Selalu ada cara untuk menjadikan pasangan kita bahagia. Hal-hal kecil lagi sederhana pun bisa menjadi wadah yang menarik untuk mengemas rasa sayang menjadi lebih bermanfaat dengan menjadikan pasangan kita sebagai prioritas utama. Seperti saat ini yang Yuki rasakan, Asher lebih banyak ngalahnya untuk banyak hari selama beberapa saat bersama. Pria itu sangat mencintai keluarganya.
Bruk!!
Pria itu menjatuhkan bobotnya di kursi sofa ruang keluarga setelah merapihkan banyak barang.
"Capek Mas? Kamu sih dibantuin nggak mau.
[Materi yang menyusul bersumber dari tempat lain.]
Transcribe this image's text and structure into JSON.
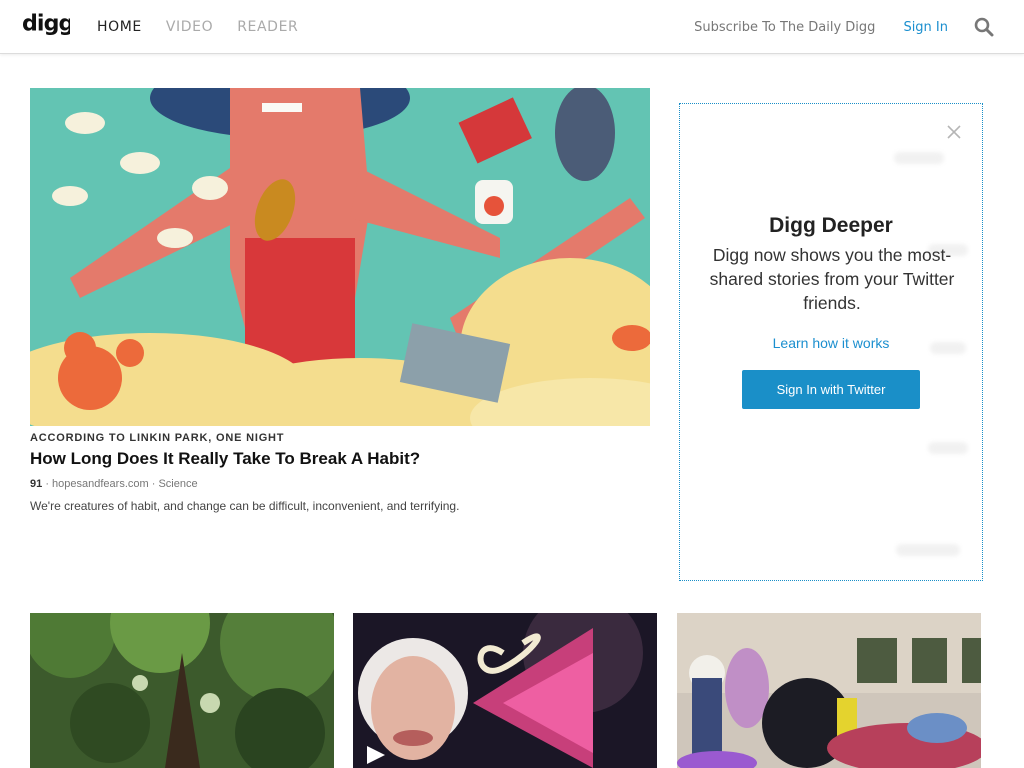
{
  "header": {
    "logo_text": "digg",
    "nav": [
      {
        "label": "HOME",
        "active": true
      },
      {
        "label": "VIDEO",
        "active": false
      },
      {
        "label": "READER",
        "active": false
      }
    ],
    "subscribe_label": "Subscribe To The Daily Digg",
    "signin_label": "Sign In",
    "search_icon": "search-icon"
  },
  "feature": {
    "kicker": "ACCORDING TO LINKIN PARK, ONE NIGHT",
    "headline": "How Long Does It Really Take To Break A Habit?",
    "score": "91",
    "source": "hopesandfears.com",
    "category": "Science",
    "separator": "·",
    "dek": "We're creatures of habit, and change can be difficult, inconvenient, and terrifying."
  },
  "deeper": {
    "title": "Digg Deeper",
    "text": "Digg now shows you the most-shared stories from your Twitter friends.",
    "learn_label": "Learn how it works",
    "button_label": "Sign In with Twitter",
    "close_icon": "close-icon"
  },
  "tiles": [
    {
      "name": "forest-canopy-image"
    },
    {
      "name": "woman-triangle-video-thumbnail",
      "play_icon": "play-icon"
    },
    {
      "name": "refugee-children-image"
    }
  ],
  "colors": {
    "accent": "#1a8fc8",
    "nav_inactive": "#aaaaaa",
    "text": "#111111"
  }
}
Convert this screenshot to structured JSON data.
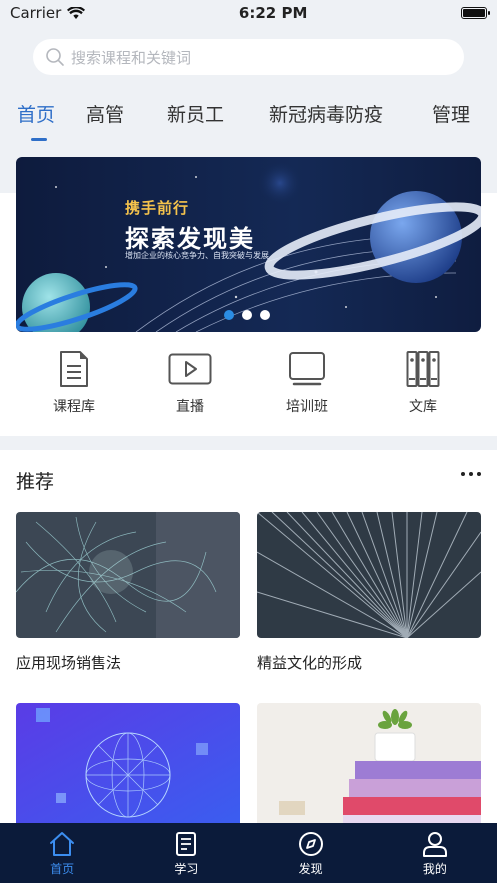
{
  "status": {
    "carrier": "Carrier",
    "time": "6:22 PM"
  },
  "search": {
    "placeholder": "搜索课程和关键词"
  },
  "tabs": [
    {
      "label": "首页",
      "active": true
    },
    {
      "label": "高管"
    },
    {
      "label": "新员工"
    },
    {
      "label": "新冠病毒防疫"
    },
    {
      "label": "管理"
    }
  ],
  "banner": {
    "subtitle": "携手前行",
    "title": "探索发现美",
    "description": "增加企业的核心竞争力、自我突破与发展",
    "slide_count": 3,
    "active_slide": 1
  },
  "quick_links": [
    {
      "label": "课程库",
      "icon": "document-icon"
    },
    {
      "label": "直播",
      "icon": "play-icon"
    },
    {
      "label": "培训班",
      "icon": "monitor-icon"
    },
    {
      "label": "文库",
      "icon": "books-icon"
    }
  ],
  "recommend": {
    "title": "推荐",
    "items": [
      {
        "caption": "应用现场销售法"
      },
      {
        "caption": "精益文化的形成"
      },
      {
        "caption": ""
      },
      {
        "caption": ""
      }
    ]
  },
  "tabbar": [
    {
      "label": "首页",
      "icon": "home-icon",
      "active": true
    },
    {
      "label": "学习",
      "icon": "notebook-icon"
    },
    {
      "label": "发现",
      "icon": "compass-icon"
    },
    {
      "label": "我的",
      "icon": "user-icon"
    }
  ],
  "colors": {
    "accent": "#2f6fc8",
    "tabbar_bg": "#0b1b3a",
    "tabbar_active": "#3c8ef0"
  }
}
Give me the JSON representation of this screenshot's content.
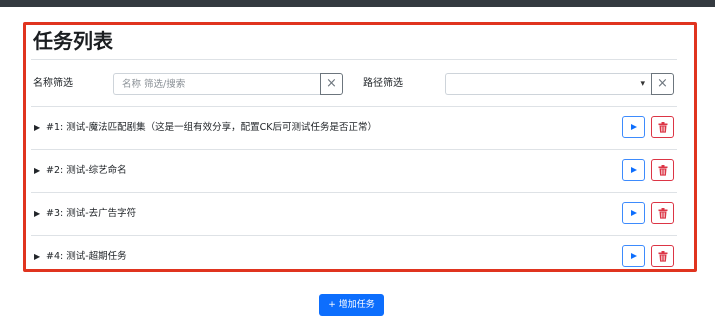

Sini aku pijitin."
"Kasihan kamu nya juga capek, istirahat aja di kamar," jawab Asher santai.
"Hmm... belum ngantuk, Sky baru aja tidur dan ini masih terlalu awal untuk aku istirahat." Yuki meraih remot TV lalu mulai menyalahkannya menggonta-ganti chanel sesuai yang diinginkan.
"Sayang... duduknya sini dong?" Asher menepuk-nepuk sofa di sebelah nya.
"Bentar Mas aku mau buat minum dulu untuk teman nonton TV." Yuki bangkit dari tempat yang semula ia duduki menuju dapur. Ia akan menyeduh dua kopi susu sebagai teman begadang malam ini.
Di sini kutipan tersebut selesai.